There are a lot of words that develop slowly, over time and are shaped by entire cultures, not individual people. And then there are the words that were invented by authors. This occasionally happens when an author combines root words from different languages, old names, and/or nonsense syllables to create character names, place names, or names for concepts that have never been imagined before, and slowly those names creep into common usage.
Shakespeare may have an entire dictionary full of invented words, but he can’t take all the credit for original content added to the English language. He’s not the only verbose author who came up with unique turns of phrases that later found their way into literature and conversation. These authorisms from literary experts have become a part of many of our modern vocabularies.
1) William Shakespeare
- He has the lexical creativity to find new and ingenious ways to use existing words and then form new words.
- He would combine them and form bedrooms, outbreaks, and also cold-blooded.
- He would change nouns into verbs like gossip to gossiping and elbow to elbowed.
- He is also extravagant with prefixes and suffixes like fashionable, baseless, admirable, and many more.
2) Geoffrey Chaucer
- Wanted to describe the light, tremulous call an encaged bird makes as it yearns for freedom and came up with the onomatopoeia “Twitter”.
- Now, we are the encaged birds, tweeting our takes into the void.
3) John Milton
- He envisioned hell to be having a capital city, which he named Pandemonium.

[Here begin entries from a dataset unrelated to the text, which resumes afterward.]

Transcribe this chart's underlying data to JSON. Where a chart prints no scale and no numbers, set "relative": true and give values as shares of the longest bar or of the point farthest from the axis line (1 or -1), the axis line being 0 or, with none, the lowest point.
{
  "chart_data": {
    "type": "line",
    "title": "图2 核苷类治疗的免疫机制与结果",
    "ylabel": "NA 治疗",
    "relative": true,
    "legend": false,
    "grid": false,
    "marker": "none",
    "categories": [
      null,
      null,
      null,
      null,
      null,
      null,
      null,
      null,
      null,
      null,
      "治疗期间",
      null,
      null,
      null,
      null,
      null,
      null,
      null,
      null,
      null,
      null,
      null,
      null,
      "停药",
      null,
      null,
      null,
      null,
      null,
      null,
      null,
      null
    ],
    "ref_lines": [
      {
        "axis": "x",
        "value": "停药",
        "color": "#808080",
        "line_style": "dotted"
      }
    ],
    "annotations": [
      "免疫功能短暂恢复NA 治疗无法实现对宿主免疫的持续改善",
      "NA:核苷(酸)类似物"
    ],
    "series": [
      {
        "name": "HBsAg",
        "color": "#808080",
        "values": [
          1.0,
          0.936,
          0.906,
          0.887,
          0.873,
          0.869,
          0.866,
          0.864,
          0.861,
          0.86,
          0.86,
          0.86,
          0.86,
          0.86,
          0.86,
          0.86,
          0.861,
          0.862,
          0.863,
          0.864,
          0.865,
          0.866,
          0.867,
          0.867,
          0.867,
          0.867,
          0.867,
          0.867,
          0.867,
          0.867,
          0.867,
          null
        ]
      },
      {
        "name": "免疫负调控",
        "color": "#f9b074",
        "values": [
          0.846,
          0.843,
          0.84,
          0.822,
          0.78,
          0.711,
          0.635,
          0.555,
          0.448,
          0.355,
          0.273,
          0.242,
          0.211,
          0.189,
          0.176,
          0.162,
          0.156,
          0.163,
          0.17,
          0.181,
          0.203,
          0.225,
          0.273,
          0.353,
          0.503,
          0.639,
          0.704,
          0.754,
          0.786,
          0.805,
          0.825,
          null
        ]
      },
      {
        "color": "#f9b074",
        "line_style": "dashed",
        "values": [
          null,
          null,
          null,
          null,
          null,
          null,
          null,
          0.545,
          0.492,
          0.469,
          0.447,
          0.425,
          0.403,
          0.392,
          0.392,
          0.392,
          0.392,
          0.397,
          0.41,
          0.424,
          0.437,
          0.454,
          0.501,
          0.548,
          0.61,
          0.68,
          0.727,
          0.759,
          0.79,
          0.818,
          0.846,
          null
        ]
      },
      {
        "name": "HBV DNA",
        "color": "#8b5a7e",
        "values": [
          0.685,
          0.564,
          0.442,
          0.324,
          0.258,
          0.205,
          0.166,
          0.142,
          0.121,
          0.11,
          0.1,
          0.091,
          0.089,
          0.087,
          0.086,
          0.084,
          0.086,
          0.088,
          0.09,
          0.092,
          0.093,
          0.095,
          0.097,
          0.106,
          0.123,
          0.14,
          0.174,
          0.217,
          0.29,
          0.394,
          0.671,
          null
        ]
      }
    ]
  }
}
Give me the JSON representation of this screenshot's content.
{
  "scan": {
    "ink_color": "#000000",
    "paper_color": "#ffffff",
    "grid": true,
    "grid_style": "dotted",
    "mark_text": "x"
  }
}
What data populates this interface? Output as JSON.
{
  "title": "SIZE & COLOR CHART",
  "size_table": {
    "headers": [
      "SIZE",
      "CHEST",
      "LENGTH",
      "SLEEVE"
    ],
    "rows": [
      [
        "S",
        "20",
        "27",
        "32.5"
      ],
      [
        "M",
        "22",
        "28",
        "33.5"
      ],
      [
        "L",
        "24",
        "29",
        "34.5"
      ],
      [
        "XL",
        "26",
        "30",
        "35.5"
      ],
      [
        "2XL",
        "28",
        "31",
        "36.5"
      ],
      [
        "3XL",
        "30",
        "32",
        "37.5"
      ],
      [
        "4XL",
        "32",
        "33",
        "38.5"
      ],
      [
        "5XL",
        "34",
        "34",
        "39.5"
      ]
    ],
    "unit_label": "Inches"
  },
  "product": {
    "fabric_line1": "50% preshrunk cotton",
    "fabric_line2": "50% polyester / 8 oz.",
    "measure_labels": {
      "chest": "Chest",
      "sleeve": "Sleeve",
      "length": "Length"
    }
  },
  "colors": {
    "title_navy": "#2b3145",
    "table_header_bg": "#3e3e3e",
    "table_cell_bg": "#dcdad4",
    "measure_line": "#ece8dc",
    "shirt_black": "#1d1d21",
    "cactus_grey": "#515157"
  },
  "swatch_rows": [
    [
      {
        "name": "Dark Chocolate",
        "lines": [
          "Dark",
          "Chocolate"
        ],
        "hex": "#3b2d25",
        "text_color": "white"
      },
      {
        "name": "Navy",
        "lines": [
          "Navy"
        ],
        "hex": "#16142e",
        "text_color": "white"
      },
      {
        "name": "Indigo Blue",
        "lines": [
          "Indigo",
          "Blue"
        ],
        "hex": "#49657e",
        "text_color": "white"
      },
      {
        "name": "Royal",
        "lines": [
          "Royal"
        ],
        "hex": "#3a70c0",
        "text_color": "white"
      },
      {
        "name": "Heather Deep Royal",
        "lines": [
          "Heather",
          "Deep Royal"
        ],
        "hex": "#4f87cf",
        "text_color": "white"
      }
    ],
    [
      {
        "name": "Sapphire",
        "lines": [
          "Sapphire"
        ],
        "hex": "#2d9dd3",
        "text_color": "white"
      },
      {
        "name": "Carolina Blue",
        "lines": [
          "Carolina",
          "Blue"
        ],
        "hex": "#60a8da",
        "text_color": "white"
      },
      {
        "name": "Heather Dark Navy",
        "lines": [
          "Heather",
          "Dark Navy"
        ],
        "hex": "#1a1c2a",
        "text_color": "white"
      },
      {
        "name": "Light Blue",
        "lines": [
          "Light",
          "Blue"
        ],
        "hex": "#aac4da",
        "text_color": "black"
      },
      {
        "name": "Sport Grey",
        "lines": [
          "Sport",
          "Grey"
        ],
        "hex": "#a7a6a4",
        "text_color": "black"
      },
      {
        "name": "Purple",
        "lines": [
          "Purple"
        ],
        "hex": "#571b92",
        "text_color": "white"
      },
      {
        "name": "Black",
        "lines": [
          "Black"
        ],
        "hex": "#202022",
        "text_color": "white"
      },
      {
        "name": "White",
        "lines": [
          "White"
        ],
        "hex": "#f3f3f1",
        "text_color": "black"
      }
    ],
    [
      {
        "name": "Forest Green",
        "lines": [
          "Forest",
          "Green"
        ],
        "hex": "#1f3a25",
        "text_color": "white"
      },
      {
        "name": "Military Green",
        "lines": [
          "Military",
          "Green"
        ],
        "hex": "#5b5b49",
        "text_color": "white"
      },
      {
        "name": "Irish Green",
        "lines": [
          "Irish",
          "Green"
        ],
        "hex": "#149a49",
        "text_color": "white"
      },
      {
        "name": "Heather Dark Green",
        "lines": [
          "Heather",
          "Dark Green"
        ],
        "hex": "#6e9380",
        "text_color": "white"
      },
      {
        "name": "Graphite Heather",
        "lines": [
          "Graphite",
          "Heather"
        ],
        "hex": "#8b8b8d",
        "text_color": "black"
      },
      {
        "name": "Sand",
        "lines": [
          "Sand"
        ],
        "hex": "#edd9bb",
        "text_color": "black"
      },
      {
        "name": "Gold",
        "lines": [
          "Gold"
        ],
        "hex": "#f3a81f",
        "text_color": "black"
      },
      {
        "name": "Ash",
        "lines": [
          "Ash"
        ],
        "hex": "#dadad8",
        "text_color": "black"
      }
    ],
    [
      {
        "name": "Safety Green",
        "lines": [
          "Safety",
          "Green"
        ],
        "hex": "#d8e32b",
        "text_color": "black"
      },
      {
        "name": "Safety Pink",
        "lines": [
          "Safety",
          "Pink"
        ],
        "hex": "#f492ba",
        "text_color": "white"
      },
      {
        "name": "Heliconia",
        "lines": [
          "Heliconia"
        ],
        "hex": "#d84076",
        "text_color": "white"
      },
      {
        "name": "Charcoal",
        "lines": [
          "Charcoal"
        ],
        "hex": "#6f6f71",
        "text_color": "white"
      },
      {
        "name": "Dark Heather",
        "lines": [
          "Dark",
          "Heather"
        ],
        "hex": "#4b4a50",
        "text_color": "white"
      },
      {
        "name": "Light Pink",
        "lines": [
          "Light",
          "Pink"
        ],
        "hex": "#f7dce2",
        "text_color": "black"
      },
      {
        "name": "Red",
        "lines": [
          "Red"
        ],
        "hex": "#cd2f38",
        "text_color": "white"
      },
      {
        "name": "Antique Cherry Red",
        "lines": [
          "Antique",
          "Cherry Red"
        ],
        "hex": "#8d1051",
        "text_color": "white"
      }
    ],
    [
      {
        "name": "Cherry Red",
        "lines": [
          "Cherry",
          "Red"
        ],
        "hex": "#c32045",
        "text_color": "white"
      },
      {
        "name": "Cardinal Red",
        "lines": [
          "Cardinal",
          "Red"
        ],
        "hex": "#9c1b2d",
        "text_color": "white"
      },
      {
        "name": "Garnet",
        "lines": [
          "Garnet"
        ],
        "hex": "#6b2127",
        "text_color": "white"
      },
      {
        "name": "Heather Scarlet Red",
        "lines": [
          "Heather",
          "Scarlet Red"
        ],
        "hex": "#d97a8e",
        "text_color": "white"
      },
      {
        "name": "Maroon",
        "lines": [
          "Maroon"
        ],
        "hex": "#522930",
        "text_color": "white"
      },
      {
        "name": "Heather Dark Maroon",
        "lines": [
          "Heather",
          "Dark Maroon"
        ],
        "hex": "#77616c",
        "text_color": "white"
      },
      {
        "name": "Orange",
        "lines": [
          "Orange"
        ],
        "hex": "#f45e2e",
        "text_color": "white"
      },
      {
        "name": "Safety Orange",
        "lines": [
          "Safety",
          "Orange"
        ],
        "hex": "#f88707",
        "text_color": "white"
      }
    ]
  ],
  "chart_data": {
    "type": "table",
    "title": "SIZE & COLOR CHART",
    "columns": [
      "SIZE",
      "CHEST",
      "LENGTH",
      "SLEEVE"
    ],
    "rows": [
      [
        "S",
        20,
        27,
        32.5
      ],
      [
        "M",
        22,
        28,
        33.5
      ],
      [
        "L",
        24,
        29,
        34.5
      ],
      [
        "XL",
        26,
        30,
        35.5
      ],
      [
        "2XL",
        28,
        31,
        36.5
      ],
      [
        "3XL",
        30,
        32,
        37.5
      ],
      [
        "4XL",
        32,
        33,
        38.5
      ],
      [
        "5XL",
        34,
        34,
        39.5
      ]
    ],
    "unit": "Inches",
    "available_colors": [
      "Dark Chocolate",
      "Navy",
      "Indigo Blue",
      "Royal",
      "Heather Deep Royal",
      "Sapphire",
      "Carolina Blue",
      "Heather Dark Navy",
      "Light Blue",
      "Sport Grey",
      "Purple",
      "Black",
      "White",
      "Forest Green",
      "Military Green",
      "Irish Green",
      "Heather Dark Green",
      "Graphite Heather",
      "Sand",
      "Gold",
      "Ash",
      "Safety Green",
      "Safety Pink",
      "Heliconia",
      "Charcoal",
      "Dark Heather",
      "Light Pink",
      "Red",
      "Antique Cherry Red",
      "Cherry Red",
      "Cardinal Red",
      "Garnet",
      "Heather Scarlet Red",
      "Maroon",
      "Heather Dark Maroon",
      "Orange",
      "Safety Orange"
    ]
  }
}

- The meaning has shifted since then to describe a state of chaos where all hell has broken.
4) Sir Walter Scott
- He wanted a new term for hired mercenaries-soldiers without loyalty to any banner. whose lances were free to fight for whoever could pay the most.
- So, he called them freelancers, and the term caught on to describe people who work job to job for different clients.
5) Lewis Carroll
- Many new words by him were created by melding two existing words together to get something that almost sounds like a word you already know.
- Chortle is a combination of chuckle and snort.
- Galumph is a combination between triumphant and gallop.
6) Reverend William Whewell
- He wanted a single word to refer to a practitioner of the scientific method and came up with ‘scientist’.
7) Murray Gell-Mann
- When he theorized the existence of subatomic particles in 1964, he named them quarks, inspired by a nonce word that James Joyce came up with for his 1939 novel, Finnegan’s Wake.
8) Karel Capek
- He wrote a science fiction play about humanoid machines constructed to perform manual tasks.
- He then borrowed a Czech term for forced labor, and “robot” quickly left the world of science fiction to describe real-life automated machines that work for us.
9) Mari Wolf
- Invented the word ‘droid’.
- It is a shortening of the word android.
10) J.R.R Tolkien
- He used the word ‘tween’ to describe the period in a hobbit’s life between childhood and adulthood.
- Today, we use it to refer to pre-adolescence, because of its similarity to ‘teen’.